La chirurgie des greffes osseuses est difficile à maîtriser. Ces chirurgies de reconstruction nécessitent une formation théorique et pratique qui existe rarement aujourd’hui. La formation universitaire actuelle, débutante pour la technique de pose d’implants, aborde rarement la pratique des greffes osseuses. La formation continue est organisée par un cursus permettant l’acquisition d’un diplôme universitaire. La plupart de ces cursus donnent une formation théorique, parfois une formation pratique sur cadavres d’animaux ou/et humains. Rares sont ceux qui assurent la formation pratique sur patients.

Notons que le taux d’infections du site opératoire varie selon l’état de santé du patient, la durée de l’intervention, l’expérience du praticien, l’état de septicité du site (classe 1 : propre ; classe 2 : propre-contaminé, par exemple lors de l’envahissement du site opératoire par une salive contaminée) et la durée de l’intervention. Dans une étude (Chiapesco et al., 2009) où peu d’articles ont été sélectionnés sur plus de 5 000, le taux d’infections des greffes osseuses s’élève à 3,3 %, alors que le taux moyen des infections des sites opératoires, pour une chirurgie de même classe, effectuée en ambulatoire, est de 0,3 à 0,5 % dans les services hospitaliers (CCLIN Sud-Ouest, 2008).

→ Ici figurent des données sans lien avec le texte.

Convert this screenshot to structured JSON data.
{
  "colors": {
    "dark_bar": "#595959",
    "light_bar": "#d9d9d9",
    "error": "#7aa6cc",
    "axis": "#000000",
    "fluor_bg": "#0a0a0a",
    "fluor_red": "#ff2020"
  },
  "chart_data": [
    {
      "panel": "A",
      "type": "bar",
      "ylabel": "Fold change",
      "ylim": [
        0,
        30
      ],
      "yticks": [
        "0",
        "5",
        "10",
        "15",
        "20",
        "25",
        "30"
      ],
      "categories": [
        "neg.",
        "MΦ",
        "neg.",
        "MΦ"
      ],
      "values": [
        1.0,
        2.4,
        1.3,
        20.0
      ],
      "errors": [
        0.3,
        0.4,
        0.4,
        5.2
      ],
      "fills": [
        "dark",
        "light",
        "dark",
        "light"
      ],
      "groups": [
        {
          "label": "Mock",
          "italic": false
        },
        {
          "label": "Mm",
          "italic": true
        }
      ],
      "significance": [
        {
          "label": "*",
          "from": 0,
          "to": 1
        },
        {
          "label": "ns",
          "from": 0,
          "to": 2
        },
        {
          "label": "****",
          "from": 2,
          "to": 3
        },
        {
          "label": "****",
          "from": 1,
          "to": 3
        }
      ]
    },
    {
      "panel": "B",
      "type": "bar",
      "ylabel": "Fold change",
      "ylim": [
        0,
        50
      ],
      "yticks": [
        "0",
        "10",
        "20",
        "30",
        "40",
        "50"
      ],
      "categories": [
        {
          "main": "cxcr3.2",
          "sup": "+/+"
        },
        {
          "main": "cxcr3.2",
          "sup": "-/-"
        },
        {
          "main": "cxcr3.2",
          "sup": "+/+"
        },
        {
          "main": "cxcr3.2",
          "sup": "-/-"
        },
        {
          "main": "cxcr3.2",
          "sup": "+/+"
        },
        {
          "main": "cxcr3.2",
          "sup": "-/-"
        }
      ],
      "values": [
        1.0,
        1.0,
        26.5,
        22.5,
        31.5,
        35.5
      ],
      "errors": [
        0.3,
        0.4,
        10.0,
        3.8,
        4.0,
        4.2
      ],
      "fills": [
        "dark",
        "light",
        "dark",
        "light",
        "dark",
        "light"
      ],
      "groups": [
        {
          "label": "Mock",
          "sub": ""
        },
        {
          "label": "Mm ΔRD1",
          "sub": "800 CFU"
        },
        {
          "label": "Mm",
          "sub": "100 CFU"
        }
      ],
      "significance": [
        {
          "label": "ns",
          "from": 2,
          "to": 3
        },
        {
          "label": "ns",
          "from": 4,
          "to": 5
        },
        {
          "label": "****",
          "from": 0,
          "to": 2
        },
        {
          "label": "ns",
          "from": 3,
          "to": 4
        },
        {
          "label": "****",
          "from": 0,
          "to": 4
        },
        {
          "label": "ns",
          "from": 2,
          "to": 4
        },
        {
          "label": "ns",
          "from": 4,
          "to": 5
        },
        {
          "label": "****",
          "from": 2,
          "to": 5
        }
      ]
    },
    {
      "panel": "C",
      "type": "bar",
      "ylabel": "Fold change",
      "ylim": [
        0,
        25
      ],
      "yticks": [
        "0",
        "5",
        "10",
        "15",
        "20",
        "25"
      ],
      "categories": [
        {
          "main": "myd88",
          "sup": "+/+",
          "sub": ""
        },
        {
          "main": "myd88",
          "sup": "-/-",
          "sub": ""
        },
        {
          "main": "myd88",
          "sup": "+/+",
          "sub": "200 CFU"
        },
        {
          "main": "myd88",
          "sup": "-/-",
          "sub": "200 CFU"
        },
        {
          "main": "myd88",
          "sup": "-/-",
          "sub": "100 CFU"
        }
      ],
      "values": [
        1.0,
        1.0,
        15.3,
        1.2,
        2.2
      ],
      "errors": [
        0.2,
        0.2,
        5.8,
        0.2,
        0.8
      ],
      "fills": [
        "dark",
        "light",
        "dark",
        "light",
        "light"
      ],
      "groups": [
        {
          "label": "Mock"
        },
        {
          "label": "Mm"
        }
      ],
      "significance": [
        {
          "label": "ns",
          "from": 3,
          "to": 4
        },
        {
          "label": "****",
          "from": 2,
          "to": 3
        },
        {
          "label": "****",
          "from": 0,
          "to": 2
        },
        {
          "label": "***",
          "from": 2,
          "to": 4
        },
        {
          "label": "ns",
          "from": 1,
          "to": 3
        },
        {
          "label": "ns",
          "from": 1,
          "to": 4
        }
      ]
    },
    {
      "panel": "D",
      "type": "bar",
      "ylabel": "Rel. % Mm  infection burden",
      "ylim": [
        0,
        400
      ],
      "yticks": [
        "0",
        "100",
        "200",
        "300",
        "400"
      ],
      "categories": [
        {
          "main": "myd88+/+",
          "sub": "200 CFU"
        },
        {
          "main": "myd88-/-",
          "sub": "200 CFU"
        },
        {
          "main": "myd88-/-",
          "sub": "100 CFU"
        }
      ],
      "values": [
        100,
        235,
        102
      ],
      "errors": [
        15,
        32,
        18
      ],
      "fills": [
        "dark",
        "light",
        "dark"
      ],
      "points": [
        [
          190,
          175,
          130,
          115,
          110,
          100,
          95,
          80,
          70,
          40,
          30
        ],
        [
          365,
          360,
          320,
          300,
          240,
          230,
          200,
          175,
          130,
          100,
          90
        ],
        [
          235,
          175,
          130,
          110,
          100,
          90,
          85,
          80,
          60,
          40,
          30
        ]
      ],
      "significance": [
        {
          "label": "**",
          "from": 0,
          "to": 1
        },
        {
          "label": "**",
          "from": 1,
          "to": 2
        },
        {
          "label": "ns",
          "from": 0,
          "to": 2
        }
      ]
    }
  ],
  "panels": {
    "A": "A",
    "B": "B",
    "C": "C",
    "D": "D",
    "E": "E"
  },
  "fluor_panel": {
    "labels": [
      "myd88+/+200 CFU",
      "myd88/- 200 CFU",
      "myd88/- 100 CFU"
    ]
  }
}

L’intégration de ces connaissances permettra de réduire le risque infectieux, l’infection étant une des plus sérieuses complications des greffes osseuses : 18 cas sur 137 greffes de blocs osseux (Chaushu et al., 2010). Lorsque cette infection est identifiée précocement, une hygiène méticuleuse et une irrigation à la chlorhexidine, associées à des antibiotiques puissants et adaptés, permettent de stopper l’évolution. Lorsqu’une partie du greffon est déjà atteinte, le retrait du tissu nécrosé à la fraise limite la perte du greffon (dans 11 cas sur les 18 de l’étude de Chaushu et al.). Cependant, lorsque la découverte est tardive et quelle concerne une grande partie du greffon, la résolution du problème n’est pas prévisible.

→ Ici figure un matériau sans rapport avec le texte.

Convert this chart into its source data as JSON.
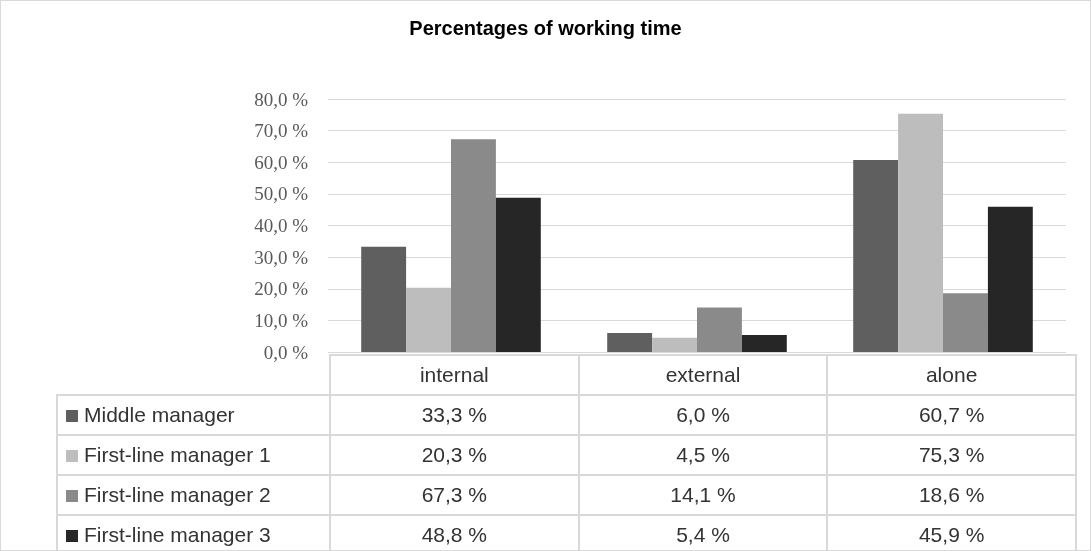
{
  "chart_data": {
    "type": "bar",
    "title": "Percentages of working time",
    "categories": [
      "internal",
      "external",
      "alone"
    ],
    "series": [
      {
        "name": "Middle manager",
        "color": "#5f5f5f",
        "values": [
          33.3,
          6.0,
          60.7
        ],
        "value_labels": [
          "33,3 %",
          "6,0 %",
          "60,7 %"
        ]
      },
      {
        "name": "First-line manager 1",
        "color": "#bdbdbd",
        "values": [
          20.3,
          4.5,
          75.3
        ],
        "value_labels": [
          "20,3 %",
          "4,5 %",
          "75,3 %"
        ]
      },
      {
        "name": "First-line manager 2",
        "color": "#8a8a8a",
        "values": [
          67.3,
          14.1,
          18.6
        ],
        "value_labels": [
          "67,3 %",
          "14,1 %",
          "18,6 %"
        ]
      },
      {
        "name": "First-line manager 3",
        "color": "#262626",
        "values": [
          48.8,
          5.4,
          45.9
        ],
        "value_labels": [
          "48,8 %",
          "5,4 %",
          "45,9 %"
        ]
      }
    ],
    "ylim": [
      0,
      80
    ],
    "yticks": [
      {
        "value": 0,
        "label": "0,0 %"
      },
      {
        "value": 10,
        "label": "10,0 %"
      },
      {
        "value": 20,
        "label": "20,0 %"
      },
      {
        "value": 30,
        "label": "30,0 %"
      },
      {
        "value": 40,
        "label": "40,0 %"
      },
      {
        "value": 50,
        "label": "50,0 %"
      },
      {
        "value": 60,
        "label": "60,0 %"
      },
      {
        "value": 70,
        "label": "70,0 %"
      },
      {
        "value": 80,
        "label": "80,0 %"
      }
    ],
    "grid": "y",
    "legend": "bottom left"
  }
}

C’est ainsi que des chirurgiens tels que Khoury considèrent comme première condition de réussite des chirurgies avancées de reconstruction osseuse l’application d’une asepsie stricte (Khoury, 2007).

Conclusion

Le succès des greffes osseuses intra-orales dépend effectivement d’une technique totalement dominée, de la parfaite connaissance du risque infectieux et des conditions d’hygiène spécifiques.

Certes, l’application des mesures présentées dans cet article peut sembler aller au-delà du « nécessaire » actuellement préconisé, bien que les praticiens appliquent de plus en plus « les recommandations de prévention des infections liées aux soins », comme celles de « La grille d’évaluation pour la prévention des infections associées aux soins » (ADF, 2011), élaborées par la Direction générale de la santé et les organisations de tutelles. Ces mesures présentées ici sont manifestement celles qui seront recommandées demain.

La formation est essentielle pour les acquérir. Elle est liée à un lieu de formation du plus haut niveau (fig. 16), à des enseignants formés, impliqués dans ce projet de rigueur, de qualité et de sécurité des patients, ainsi qu’à la présence d’un référent de l’hygiène assurant l’acquisition des règles d’asepsie.